SERING KALI aku mempertanyakan ini setiap melamun di sofa ruang tengah. Sosok laki-laki seperti apa yang akan menjadi pendamping hidupku kelak? Apakah akan seganteng John Rhys-Mayer, si aktor favoritku dalam film August Rush yang ceritanya selalu bikin aku nangis setiap kali menonton ulang, atau sosok laki-laki yang mungkin punya suara seseksi Harry Styles yang akan membuatku merasa betah hanya dengan mendengarkan dia berbicara selama berjam-jam, atau lelaki dengan sejuta pesona seperti Jude Law?

Dalam lamunan yang sama ditemani suara percakapan acara televisi yang sebenarnya tidak kusimak, aku juga kerap menebak-nebak. Bagaimana perangai lelaki masa depanku itu saat menghadapiku—yang aku sendiri suka nggak tahu menghadapi keinginanku yang kadang-kadang absurd ini?
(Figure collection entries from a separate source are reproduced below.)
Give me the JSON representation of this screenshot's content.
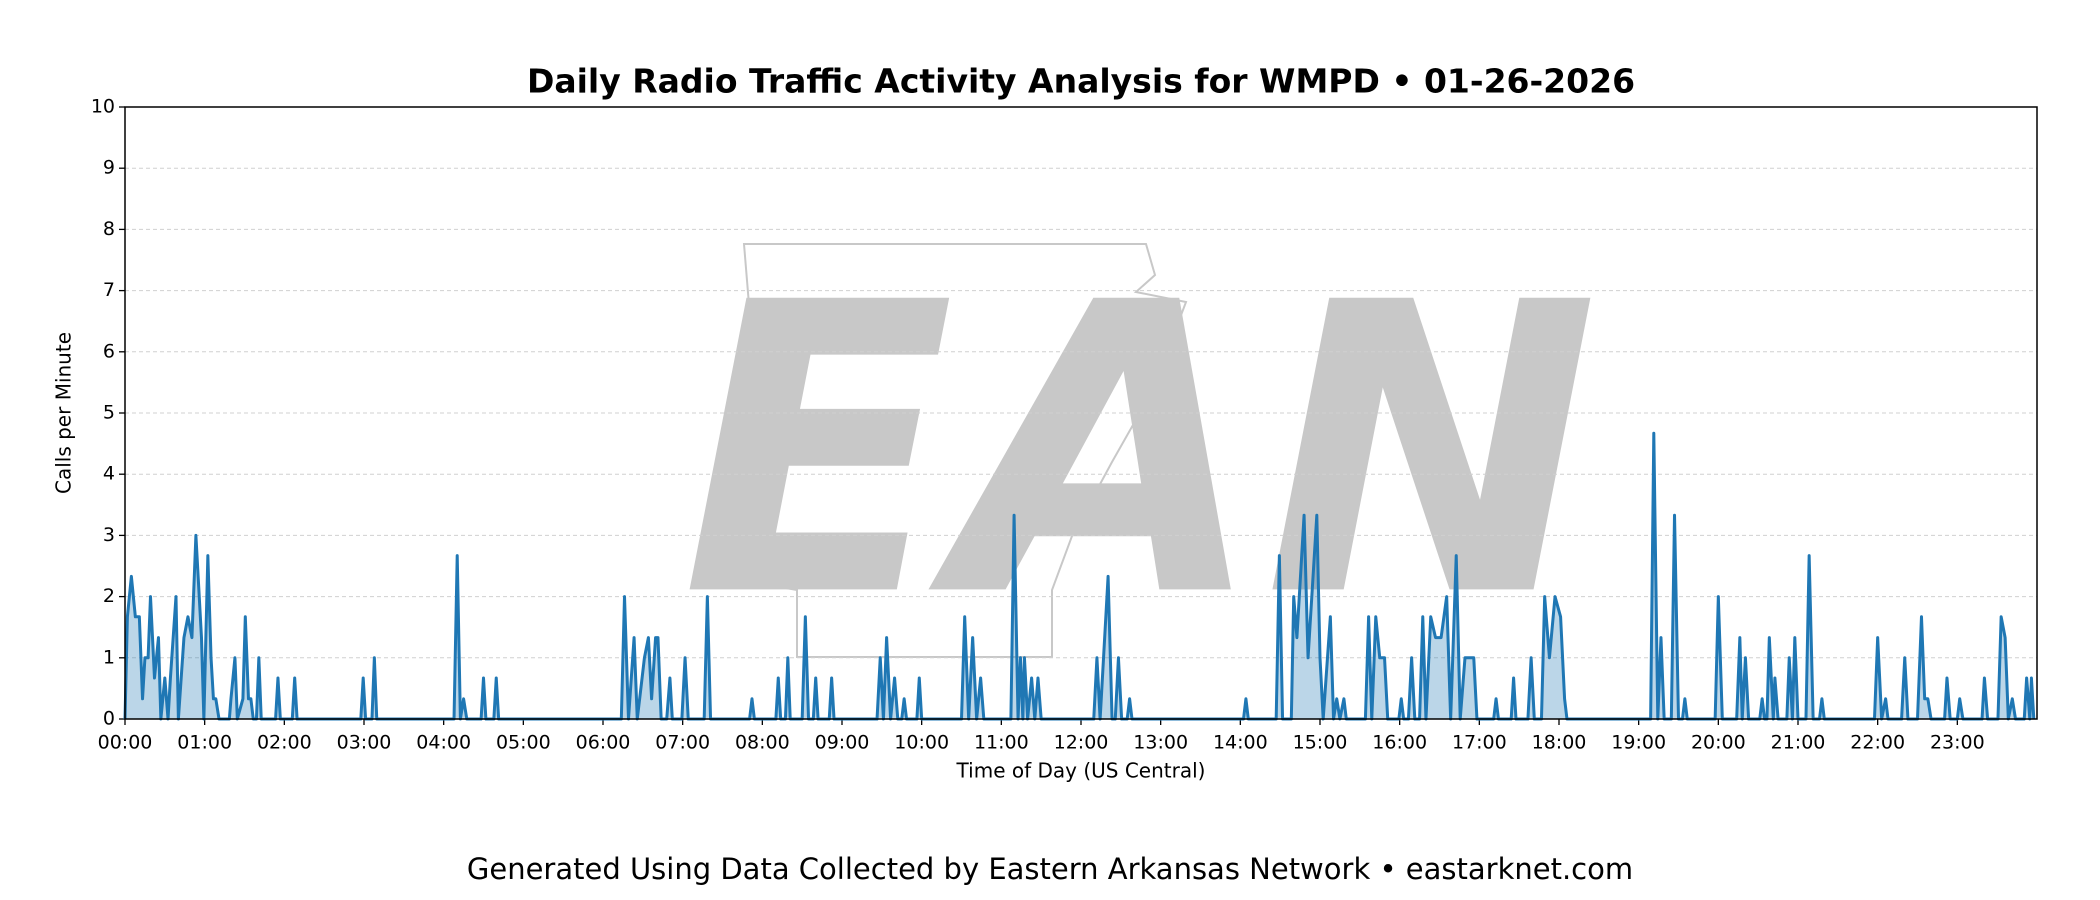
{
  "chart_data": {
    "type": "area-line",
    "title": "Daily Radio Traffic Activity Analysis for WMPD • 01-26-2026",
    "xlabel": "Time of Day (US Central)",
    "ylabel": "Calls per Minute",
    "footer": "Generated Using Data Collected by Eastern Arkansas Network • eastarknet.com",
    "watermark": "EAN",
    "color": "#1f77b4",
    "grid": true,
    "xlim": [
      0,
      24
    ],
    "ylim": [
      0,
      10
    ],
    "yticks": [
      0,
      1,
      2,
      3,
      4,
      5,
      6,
      7,
      8,
      9,
      10
    ],
    "xticks": [
      {
        "value": 0,
        "label": "00:00"
      },
      {
        "value": 1,
        "label": "01:00"
      },
      {
        "value": 2,
        "label": "02:00"
      },
      {
        "value": 3,
        "label": "03:00"
      },
      {
        "value": 4,
        "label": "04:00"
      },
      {
        "value": 5,
        "label": "05:00"
      },
      {
        "value": 6,
        "label": "06:00"
      },
      {
        "value": 7,
        "label": "07:00"
      },
      {
        "value": 8,
        "label": "08:00"
      },
      {
        "value": 9,
        "label": "09:00"
      },
      {
        "value": 10,
        "label": "10:00"
      },
      {
        "value": 11,
        "label": "11:00"
      },
      {
        "value": 12,
        "label": "12:00"
      },
      {
        "value": 13,
        "label": "13:00"
      },
      {
        "value": 14,
        "label": "14:00"
      },
      {
        "value": 15,
        "label": "15:00"
      },
      {
        "value": 16,
        "label": "16:00"
      },
      {
        "value": 17,
        "label": "17:00"
      },
      {
        "value": 18,
        "label": "18:00"
      },
      {
        "value": 19,
        "label": "19:00"
      },
      {
        "value": 20,
        "label": "20:00"
      },
      {
        "value": 21,
        "label": "21:00"
      },
      {
        "value": 22,
        "label": "22:00"
      },
      {
        "value": 23,
        "label": "23:00"
      }
    ],
    "x": [
      0,
      0.03,
      0.08,
      0.13,
      0.18,
      0.22,
      0.25,
      0.29,
      0.32,
      0.37,
      0.42,
      0.45,
      0.5,
      0.54,
      0.57,
      0.64,
      0.67,
      0.74,
      0.79,
      0.84,
      0.89,
      0.96,
      0.99,
      1.04,
      1.08,
      1.11,
      1.14,
      1.18,
      1.31,
      1.33,
      1.38,
      1.41,
      1.48,
      1.51,
      1.55,
      1.58,
      1.61,
      1.65,
      1.68,
      1.71,
      1.89,
      1.92,
      1.95,
      2.1,
      2.13,
      2.16,
      2.96,
      2.99,
      3.02,
      3.1,
      3.13,
      3.16,
      4.13,
      4.17,
      4.21,
      4.25,
      4.29,
      4.47,
      4.5,
      4.53,
      4.63,
      4.66,
      4.69,
      6.23,
      6.27,
      6.32,
      6.39,
      6.43,
      6.46,
      6.52,
      6.57,
      6.61,
      6.66,
      6.69,
      6.73,
      6.8,
      6.84,
      6.87,
      6.99,
      7.03,
      7.07,
      7.27,
      7.31,
      7.35,
      7.84,
      7.87,
      7.9,
      8.17,
      8.2,
      8.23,
      8.29,
      8.32,
      8.35,
      8.5,
      8.54,
      8.58,
      8.64,
      8.67,
      8.7,
      8.84,
      8.87,
      8.9,
      9.44,
      9.48,
      9.52,
      9.56,
      9.61,
      9.66,
      9.7,
      9.75,
      9.78,
      9.81,
      9.94,
      9.97,
      10,
      10.5,
      10.54,
      10.59,
      10.64,
      10.69,
      10.74,
      10.78,
      11.12,
      11.16,
      11.21,
      11.24,
      11.27,
      11.29,
      11.33,
      11.38,
      11.42,
      11.46,
      11.5,
      12.16,
      12.2,
      12.24,
      12.34,
      12.39,
      12.43,
      12.47,
      12.51,
      12.58,
      12.61,
      12.64,
      14.04,
      14.07,
      14.1,
      14.45,
      14.49,
      14.53,
      14.64,
      14.67,
      14.71,
      14.8,
      14.85,
      14.96,
      15,
      15.04,
      15.13,
      15.17,
      15.21,
      15.25,
      15.3,
      15.33,
      15.57,
      15.61,
      15.65,
      15.7,
      15.75,
      15.81,
      15.85,
      15.99,
      16.02,
      16.05,
      16.11,
      16.15,
      16.19,
      16.25,
      16.29,
      16.33,
      16.39,
      16.45,
      16.52,
      16.59,
      16.64,
      16.71,
      16.76,
      16.82,
      16.88,
      16.93,
      16.97,
      17.18,
      17.21,
      17.24,
      17.4,
      17.43,
      17.46,
      17.61,
      17.65,
      17.69,
      17.78,
      17.82,
      17.88,
      17.95,
      18.02,
      18.07,
      18.1,
      19.15,
      19.19,
      19.24,
      19.28,
      19.32,
      19.41,
      19.45,
      19.5,
      19.55,
      19.58,
      19.61,
      19.96,
      20,
      20.05,
      20.23,
      20.27,
      20.3,
      20.34,
      20.38,
      20.52,
      20.55,
      20.58,
      20.61,
      20.64,
      20.69,
      20.71,
      20.75,
      20.86,
      20.89,
      20.93,
      20.96,
      21,
      21.1,
      21.14,
      21.19,
      21.27,
      21.3,
      21.33,
      21.96,
      22,
      22.05,
      22.1,
      22.13,
      22.3,
      22.34,
      22.38,
      22.5,
      22.55,
      22.59,
      22.63,
      22.67,
      22.84,
      22.87,
      22.91,
      23,
      23.03,
      23.07,
      23.31,
      23.34,
      23.38,
      23.51,
      23.55,
      23.6,
      23.64,
      23.69,
      23.73,
      23.84,
      23.87,
      23.91,
      23.93,
      23.96
    ],
    "values": [
      0,
      1.67,
      2.33,
      1.67,
      1.67,
      0.33,
      1,
      1,
      2,
      0.67,
      1.33,
      0,
      0.67,
      0,
      0.67,
      2,
      0,
      1.33,
      1.67,
      1.33,
      3,
      1.33,
      0,
      2.67,
      1,
      0.33,
      0.33,
      0,
      0,
      0.33,
      1,
      0,
      0.33,
      1.67,
      0.33,
      0.33,
      0,
      0,
      1,
      0,
      0,
      0.67,
      0,
      0,
      0.67,
      0,
      0,
      0.67,
      0,
      0,
      1,
      0,
      0,
      2.67,
      0,
      0.33,
      0,
      0,
      0.67,
      0,
      0,
      0.67,
      0,
      0,
      2,
      0,
      1.33,
      0,
      0.33,
      1,
      1.33,
      0.33,
      1.33,
      1.33,
      0,
      0,
      0.67,
      0,
      0,
      1,
      0,
      0,
      2,
      0,
      0,
      0.33,
      0,
      0,
      0.67,
      0,
      0,
      1,
      0,
      0,
      1.67,
      0,
      0,
      0.67,
      0,
      0,
      0.67,
      0,
      0,
      1,
      0,
      1.33,
      0,
      0.67,
      0,
      0,
      0.33,
      0,
      0,
      0.67,
      0,
      0,
      1.67,
      0,
      1.33,
      0,
      0.67,
      0,
      0,
      3.33,
      0,
      1,
      0,
      1,
      0,
      0.67,
      0,
      0.67,
      0,
      0,
      1,
      0,
      2.33,
      0,
      0,
      1,
      0,
      0,
      0.33,
      0,
      0,
      0.33,
      0,
      0,
      2.67,
      0,
      0,
      2,
      1.33,
      3.33,
      1,
      3.33,
      1,
      0,
      1.67,
      0,
      0.33,
      0,
      0.33,
      0,
      0,
      1.67,
      0,
      1.67,
      1,
      1,
      0,
      0,
      0.33,
      0,
      0,
      1,
      0,
      0,
      1.67,
      0,
      1.67,
      1.33,
      1.33,
      2,
      0,
      2.67,
      0,
      1,
      1,
      1,
      0,
      0,
      0.33,
      0,
      0,
      0.67,
      0,
      0,
      1,
      0,
      0,
      2,
      1,
      2,
      1.67,
      0.33,
      0,
      0,
      4.67,
      0,
      1.33,
      0,
      0,
      3.33,
      0,
      0,
      0.33,
      0,
      0,
      2,
      0,
      0,
      1.33,
      0,
      1,
      0,
      0,
      0.33,
      0,
      0,
      1.33,
      0,
      0.67,
      0,
      0,
      1,
      0,
      1.33,
      0,
      0,
      2.67,
      0,
      0,
      0.33,
      0,
      0,
      1.33,
      0,
      0.33,
      0,
      0,
      1,
      0,
      0,
      1.67,
      0.33,
      0.33,
      0,
      0,
      0.67,
      0,
      0,
      0.33,
      0,
      0,
      0.67,
      0,
      0,
      1.67,
      1.33,
      0,
      0.33,
      0,
      0,
      0.67,
      0,
      0.67,
      0
    ]
  }
}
Lalu kepada kedua orangtuaku yang selalu menuntut kebahagiaan versi mereka untukku, si anak semata wayangnya, dan kepada anak-anakku nanti. Apakah sosok yang akan berkata,"Udahan dulu nangisnya, ya, sayang. Nanti di depan mini market sana Papa beliin dua, deh,"kepada putri kecil kami yang merajuk meminta es krim di dalam mobil, padahal tahu kalau gula tidak terlalu baik untuk gigi-gigi susunya yang baru tumbuh? Atau seseorang yang akan membentak, mengatakan dengan sejujurnya bahwa es krim sama sekali tidak bagus untuk kesehatan giginya, mengancam akan lebih sering membawanya ke dokter gigi yang galak, padahal yang sedang diajak bicaranya adalah balita yang nggak tahu apa-apa.

Mengingat hal yang terakhir itu sebenarnya membuatku bisa bernapas dengan lega. Aku sudah menghapus daftar lelaki tipe kedua, dan itu sudah bertahun-tahun yang lalu. Kami pacaran pada masa-masa awal kuliah yang menyenangkan, lalu mengakhirinya hanya dalam tiga bulan karena dia yang tidak ingin kusebutkan namanya itu sudah berani mengatur-atur dan membentakku—oh, ibuku yang judes saja nggak pernah melakukan itu. Tapi, yah, bagaimanapun, itu kisah lama yang sebenarnya tidak ada faedahnya untuk kuceritakan kembali, selain bahwa pepatah kalau kita akan menemukan orang yang tepat setelah bertemu dengan orang yang salah, benar adanya. Aku salah satu orang yang percaya dengan peribahasa tersebut, karena setelah beberapa bulan putus dengan si-orang-yang-salah-itu, aku bertemu dengan si-orang-yang-nyaris-tepat.

Pertama kali kami bertemu saat lelaki itu membantu memotret bersama teman sekelasku yang tergabung dalam majalah kampus—ini sangat lawas sekali, tetapi entah kenapa bagian terkecil di dalam otakku selalu mengingatnya sampai sedetail ini, seolah dia selalu ada untuk kukenang, untuk kuceritakan kepada orang lain seakan bagian terbaik dari hidupku adalah saat pertama kali bertemu dengannya. Tetapi hal pertama yang selalui kuingat dari sosoknya adalah, dia tidak seperti teman laki-laki kebanyakan, yang akan mencuri-curi tatapan kepadaku padahal sedang ngobrol dengan teman lainnya. Tidak melontarkan gombalan-gombalan receh seperti yang lain, yang biasanya kutanggapi,"Ah, yakin itu buat gue, bukan cewek lain yang lewat depan kelas lo?"sambil mencoba tertawa, meskipun seringnya aku nggak nyaman dengan tingkah mereka. Tetapi sosok yang lebih sering mengalihkan pandangannya, seakan aku bukan seseorang yang menarik minatnya.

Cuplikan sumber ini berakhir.